Nem sempre e fácil a gente investir muito, porque as seleções femininas ainda não tem retorno financeiro na federação. Sempre q temos algum retorno vamos investindo. Todos os agentes sociais ligados a modalidade ajudaram nos a chegar ao fim do plano estratégico. É que agora no final o plano apresenta muitos programas mas neste momento só temos 4 ou 5 para poderem avançar já. Torna-se muito difícil quando não existe um patrocinador que apoie o futebol feminino. As vezes tem q ser a própria federação a ajudar a modalidade.
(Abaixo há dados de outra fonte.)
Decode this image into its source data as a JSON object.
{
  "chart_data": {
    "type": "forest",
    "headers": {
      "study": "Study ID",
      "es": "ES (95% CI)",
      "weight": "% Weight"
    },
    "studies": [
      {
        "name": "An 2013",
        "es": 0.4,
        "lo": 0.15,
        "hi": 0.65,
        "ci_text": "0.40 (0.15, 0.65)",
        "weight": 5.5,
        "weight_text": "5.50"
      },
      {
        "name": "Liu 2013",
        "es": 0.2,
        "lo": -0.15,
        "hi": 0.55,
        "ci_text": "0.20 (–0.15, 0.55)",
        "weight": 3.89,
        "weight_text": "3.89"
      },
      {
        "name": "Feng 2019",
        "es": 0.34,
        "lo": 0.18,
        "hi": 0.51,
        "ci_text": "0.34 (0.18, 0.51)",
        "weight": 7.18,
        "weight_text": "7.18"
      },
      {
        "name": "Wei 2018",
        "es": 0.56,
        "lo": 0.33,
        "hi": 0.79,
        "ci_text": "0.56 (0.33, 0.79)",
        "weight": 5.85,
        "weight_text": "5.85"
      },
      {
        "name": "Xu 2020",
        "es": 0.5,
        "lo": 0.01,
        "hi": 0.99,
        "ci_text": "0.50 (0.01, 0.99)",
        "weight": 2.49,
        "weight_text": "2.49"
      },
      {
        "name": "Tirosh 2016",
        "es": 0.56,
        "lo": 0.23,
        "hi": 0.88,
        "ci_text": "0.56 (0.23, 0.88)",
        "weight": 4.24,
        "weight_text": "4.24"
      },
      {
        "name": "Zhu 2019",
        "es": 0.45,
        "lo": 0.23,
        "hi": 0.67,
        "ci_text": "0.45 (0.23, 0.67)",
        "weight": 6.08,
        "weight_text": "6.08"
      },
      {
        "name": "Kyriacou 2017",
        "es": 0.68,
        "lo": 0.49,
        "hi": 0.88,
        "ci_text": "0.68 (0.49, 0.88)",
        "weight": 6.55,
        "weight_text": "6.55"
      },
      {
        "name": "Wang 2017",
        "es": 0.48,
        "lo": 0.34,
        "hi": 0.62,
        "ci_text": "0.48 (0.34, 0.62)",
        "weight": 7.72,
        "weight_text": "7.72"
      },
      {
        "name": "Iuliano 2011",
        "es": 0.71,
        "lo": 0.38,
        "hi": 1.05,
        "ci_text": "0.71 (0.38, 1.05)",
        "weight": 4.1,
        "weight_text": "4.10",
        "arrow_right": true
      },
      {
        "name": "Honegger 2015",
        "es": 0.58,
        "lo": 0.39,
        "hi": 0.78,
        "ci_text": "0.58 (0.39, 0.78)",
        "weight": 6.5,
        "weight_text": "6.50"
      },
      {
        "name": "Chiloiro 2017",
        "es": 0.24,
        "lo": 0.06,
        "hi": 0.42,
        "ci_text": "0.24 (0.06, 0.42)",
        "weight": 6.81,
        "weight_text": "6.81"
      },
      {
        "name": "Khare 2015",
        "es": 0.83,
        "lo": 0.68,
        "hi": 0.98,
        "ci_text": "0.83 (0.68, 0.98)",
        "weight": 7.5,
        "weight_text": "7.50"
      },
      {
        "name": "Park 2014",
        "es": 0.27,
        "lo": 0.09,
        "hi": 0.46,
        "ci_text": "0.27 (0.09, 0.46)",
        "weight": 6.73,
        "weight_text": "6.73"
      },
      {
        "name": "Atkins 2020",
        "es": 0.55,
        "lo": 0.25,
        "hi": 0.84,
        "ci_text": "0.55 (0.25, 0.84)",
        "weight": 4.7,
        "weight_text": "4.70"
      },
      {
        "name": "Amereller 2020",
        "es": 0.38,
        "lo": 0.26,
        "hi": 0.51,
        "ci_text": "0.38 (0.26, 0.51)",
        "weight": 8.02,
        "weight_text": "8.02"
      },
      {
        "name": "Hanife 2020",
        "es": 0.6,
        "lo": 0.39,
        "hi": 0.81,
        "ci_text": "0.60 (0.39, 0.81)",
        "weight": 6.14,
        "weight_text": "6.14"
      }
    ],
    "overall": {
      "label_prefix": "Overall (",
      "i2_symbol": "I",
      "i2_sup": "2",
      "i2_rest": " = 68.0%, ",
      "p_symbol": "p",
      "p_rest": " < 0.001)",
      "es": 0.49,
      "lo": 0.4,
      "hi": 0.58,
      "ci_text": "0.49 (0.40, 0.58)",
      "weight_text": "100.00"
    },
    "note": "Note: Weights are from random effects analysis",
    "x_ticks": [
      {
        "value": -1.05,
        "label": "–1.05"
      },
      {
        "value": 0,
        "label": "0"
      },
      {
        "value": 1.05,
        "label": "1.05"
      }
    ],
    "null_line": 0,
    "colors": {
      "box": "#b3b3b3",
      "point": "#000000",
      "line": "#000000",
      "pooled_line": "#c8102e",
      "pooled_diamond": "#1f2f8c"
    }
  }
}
As atletas conseguem conciliar o lado familiar com a modalidade?
Há varias atletas que já foram mães e que estão no campeonato do mundo. No algarve cup muitas das atletas levaram o marido, os filhos, a ama, e ficam no hotel ao lado. Mesmo no atletismo há atletas que já foram mães. Ainda agora a Jessica Augusto foi mãe. Felizmente hoje em dia o companheiro já compreende. Antigamente a mulher tinha q ficar em casa a tomar conta do lar e dos filhos. Hoje em dia a mulher consegue ser mãe, atleta e ainda ter outro emprego. São super mulheres e super homens também porque nem todos os maridos aceitam ter uma companheira assim do seu lado. Muitas vezes os maridos e os filhos estão a ver as atletas em campo e a apoia las e é um apoio muito importante.
Como lidam as atletas com situações de gravidez?
Já aconteceu. São aqueles 4 meses no fim da gestação e quatro meses depois. É um ano de paragem, vá. E às vezes as atletas voltam mais fortes apos este ano. As atletas gerem bem isso, tem filhos numa época mais competitiva e voltam mais fortes, gerem o stress de maneira diferente.
O futebol feminino pode igualar o masculino?
O futebol já e para ambos os sexos. No futuro o futebol feminino pode chegar ao patamar do futebol masculino? Sim, mas não sei se será bom. Há coisas “top”, mas há coisas que já não são boas. O futebol feminino nos últimos 10 anos cresceu imenso, algumas jogadoras são quase estrelas de cinema, como as atletas dos eua que já são grandes referencias. Cada vez mais o futebol caminha para esse lado e o futebol feminino já movimenta alguns milhões. Tem vantagens e desvantagens. Nunca vamos é ter o mesmo tipo de futebol. Não e igual, não e o mesmo corpo, não e a mesma cabeça. É como a final dos 100m masculinos e feminino. É igual? Há expectativa? Da nas televisões? Sim. Apesar dos prémios diferirem um bocadinho, o mediatismo é igual, apesar de terem tempos diferentes. O futebol feminino vai ter o mesmo mediatismo, vai é ter menos intensidade, devido a aspectos biológicos do corpo da mulher, porque não somos todos iguais e ainda bem.